HOHs One-Minute Recess: Members Share Best Advice From Their Mothers
Members of Congress have plenty of people giving them advice, both solicited and not. Senior staffers, constituents, pollsters and pundits all have ideas about what elected officials should do.
But the source of counsel that lawmakers are most likely to follow: their mothers. In honor of Mother’s Day (which mom-loving Congress established back in 1914), we asked Members what was the best advice they have ever gotten from their moms.

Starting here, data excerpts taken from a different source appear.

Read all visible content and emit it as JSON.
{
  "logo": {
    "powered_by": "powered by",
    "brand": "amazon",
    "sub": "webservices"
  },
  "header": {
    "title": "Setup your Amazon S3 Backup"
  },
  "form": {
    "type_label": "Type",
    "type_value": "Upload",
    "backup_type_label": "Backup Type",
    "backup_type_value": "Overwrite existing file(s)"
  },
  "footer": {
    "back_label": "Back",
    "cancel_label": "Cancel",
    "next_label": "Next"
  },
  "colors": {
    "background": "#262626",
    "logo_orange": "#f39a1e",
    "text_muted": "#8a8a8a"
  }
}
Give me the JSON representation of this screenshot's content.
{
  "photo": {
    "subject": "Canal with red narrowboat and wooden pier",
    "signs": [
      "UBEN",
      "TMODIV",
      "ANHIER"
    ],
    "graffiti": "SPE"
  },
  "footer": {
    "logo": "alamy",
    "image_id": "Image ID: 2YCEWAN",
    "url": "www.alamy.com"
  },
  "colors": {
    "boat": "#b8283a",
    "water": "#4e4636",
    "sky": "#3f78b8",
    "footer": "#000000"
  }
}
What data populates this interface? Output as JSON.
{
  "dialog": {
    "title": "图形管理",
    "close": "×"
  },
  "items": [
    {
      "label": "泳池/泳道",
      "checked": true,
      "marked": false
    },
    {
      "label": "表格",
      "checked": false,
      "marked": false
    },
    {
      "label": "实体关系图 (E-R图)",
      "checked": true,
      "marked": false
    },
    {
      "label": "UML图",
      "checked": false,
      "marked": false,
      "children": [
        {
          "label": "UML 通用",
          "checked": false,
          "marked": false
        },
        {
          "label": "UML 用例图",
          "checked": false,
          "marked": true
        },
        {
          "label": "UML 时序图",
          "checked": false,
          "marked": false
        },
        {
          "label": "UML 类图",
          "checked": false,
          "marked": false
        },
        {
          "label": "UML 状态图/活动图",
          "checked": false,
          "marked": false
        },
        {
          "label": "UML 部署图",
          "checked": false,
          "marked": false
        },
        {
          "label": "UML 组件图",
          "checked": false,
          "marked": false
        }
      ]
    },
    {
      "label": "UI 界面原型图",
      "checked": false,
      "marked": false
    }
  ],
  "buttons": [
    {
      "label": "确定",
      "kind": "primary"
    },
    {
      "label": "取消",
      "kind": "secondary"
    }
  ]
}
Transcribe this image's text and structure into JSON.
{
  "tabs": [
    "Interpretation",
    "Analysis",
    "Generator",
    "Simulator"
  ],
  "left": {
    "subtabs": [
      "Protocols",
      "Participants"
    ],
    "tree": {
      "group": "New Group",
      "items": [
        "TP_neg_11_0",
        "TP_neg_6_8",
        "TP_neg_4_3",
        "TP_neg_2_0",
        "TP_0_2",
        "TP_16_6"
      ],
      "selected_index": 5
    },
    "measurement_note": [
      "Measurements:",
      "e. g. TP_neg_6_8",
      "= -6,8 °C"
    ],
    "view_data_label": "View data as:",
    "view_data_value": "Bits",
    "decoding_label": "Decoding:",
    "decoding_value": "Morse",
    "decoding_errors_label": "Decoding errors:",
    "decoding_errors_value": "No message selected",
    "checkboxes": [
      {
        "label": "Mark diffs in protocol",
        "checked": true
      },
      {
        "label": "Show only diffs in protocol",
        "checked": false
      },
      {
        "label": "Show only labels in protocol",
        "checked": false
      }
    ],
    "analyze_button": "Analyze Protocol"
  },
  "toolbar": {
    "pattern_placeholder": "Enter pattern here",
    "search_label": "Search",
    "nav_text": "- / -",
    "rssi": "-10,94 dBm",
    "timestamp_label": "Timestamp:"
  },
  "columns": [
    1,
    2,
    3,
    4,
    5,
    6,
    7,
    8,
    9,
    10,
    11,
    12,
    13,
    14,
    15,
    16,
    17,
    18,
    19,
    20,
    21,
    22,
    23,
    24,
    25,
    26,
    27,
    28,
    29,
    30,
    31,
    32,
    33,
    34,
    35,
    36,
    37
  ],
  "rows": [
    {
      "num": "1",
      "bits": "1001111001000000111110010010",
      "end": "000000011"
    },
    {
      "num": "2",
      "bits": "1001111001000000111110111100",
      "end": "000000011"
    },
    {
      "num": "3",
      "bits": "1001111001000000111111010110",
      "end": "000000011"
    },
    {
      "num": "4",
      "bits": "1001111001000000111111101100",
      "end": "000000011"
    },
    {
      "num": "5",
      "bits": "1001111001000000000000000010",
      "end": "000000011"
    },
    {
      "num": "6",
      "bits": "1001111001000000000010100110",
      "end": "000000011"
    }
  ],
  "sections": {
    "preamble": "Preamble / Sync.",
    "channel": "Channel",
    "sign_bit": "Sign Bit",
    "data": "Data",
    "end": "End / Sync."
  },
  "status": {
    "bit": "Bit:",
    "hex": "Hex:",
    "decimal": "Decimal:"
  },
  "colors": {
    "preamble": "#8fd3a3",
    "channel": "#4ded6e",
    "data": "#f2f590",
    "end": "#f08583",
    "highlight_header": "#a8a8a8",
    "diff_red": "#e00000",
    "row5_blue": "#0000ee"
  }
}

Rep. Virginia Foxx (R-N.C.)
“She told me that when people don’t have enough backbone, sometimes you’ve got to put a broomstick up their back to give them some backbone. I remember we were taking a tough vote, and I brought a dowel rod with me to a meeting — I didn’t have an actual broomstick — and I told that story and said, ‘Mr. Leader, I can get as many of these as you need.’ It’s become a joke among my colleagues.”
Rep. Jim Moran (D-Va.)
“If you’ve got your health, you’ve got everything. Live long, and you’ll outlast all your enemies, and that’s the greatest revenge.”
Rep. Sam Graves (R-Mo.)
“She taught me everything about dealing with people, and her best advice was that you can always get a lot more out of folks if you give them a smile. It’s been perfect advice for what we do around here.”
Rep. Jared Polis (D-Colo.)
“Always reach for your dreams.” Asked whether he is following her advice, Polis joked, “Either my dreams or my nightmares — I’m always trying to figure out which one Congress is.”
Rep. Dennis Ross (R-Fla.)
“I visited the White House back in 1974, when [Jimmy] Carter was president. My mom said before I left, ‘Don’t take anything.’ And I didn’t.”
Rep. Russ Carnahan (D-Mo.)
“My mom was the den mother for our Cub Scouts, and we had meetings in our basement. Her best advice was to get involved and make a difference, and she pushed us to do that. It’s served as a good mantra in this job.”